His applied quantum computing work has included quantum algorithms and quantum machine learning methods for scientific use cases. At the 2025 IEEE International Conference on Quantum Computing and Engineering, he and collaborators presented work applying gate-based quantum computing to protein co-regulatory network logic and work on direct entanglement ansatz learning on error-prone superconducting qubits.
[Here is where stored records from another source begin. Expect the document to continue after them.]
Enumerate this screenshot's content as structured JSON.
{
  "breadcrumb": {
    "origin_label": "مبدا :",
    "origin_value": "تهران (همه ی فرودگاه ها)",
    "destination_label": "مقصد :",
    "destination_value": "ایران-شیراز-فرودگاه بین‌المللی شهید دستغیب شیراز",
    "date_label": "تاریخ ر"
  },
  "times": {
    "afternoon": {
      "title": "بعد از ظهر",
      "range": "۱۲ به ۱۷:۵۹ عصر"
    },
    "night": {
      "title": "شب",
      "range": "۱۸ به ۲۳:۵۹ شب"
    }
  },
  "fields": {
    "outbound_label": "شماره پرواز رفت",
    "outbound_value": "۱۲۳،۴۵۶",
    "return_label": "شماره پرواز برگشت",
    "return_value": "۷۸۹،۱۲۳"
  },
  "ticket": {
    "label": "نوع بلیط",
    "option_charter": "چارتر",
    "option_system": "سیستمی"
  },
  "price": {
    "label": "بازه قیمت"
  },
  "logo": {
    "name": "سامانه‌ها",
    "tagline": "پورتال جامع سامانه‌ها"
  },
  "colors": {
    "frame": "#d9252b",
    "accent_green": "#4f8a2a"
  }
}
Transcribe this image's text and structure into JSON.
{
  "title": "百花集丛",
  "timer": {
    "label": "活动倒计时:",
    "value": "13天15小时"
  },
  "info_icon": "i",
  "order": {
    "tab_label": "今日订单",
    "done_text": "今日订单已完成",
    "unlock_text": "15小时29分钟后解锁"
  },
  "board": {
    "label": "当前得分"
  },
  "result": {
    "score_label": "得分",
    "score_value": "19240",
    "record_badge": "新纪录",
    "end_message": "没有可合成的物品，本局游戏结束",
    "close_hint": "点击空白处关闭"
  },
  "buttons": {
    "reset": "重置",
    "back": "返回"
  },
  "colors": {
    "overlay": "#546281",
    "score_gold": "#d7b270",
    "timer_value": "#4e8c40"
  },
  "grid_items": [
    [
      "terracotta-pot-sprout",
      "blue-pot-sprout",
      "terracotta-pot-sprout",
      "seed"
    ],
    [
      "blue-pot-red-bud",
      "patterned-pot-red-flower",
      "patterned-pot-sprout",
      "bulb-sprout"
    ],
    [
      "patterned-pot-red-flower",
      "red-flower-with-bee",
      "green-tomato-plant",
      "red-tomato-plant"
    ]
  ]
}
==Quantum research organization==
Through the quanTA Centre at the University of Saskatchewan, Rayan has been heavily involved in organizing quantum research activities at the university and in the surrounding region. In 2020, he authored an invited article for the Canadian Science Policy Centre on quantum innovation in Canada. In 2026, the University of Saskatchewan announced that it would acquire a full-stack, open-architecture quantum computer for research and education, with Rayan as principal investigator and quanTA as the operating centre.

==Selected honours==
- Ethel Raybould Visiting Fellow, School of Mathematics and Physics, University of Queensland, 2018.
- Finalist for the 2022 Cozzarelli Prize in the Physical and Mathematical Sciences class, 2023.
- H. N. Gupta Memorial Lecturer, University of Regina, 2024.
- Plenary lecturer, Canadian Mathematical Society Winter Meeting, 2024.
- Member of the College of the Royal Society of Canada, elected November 2025.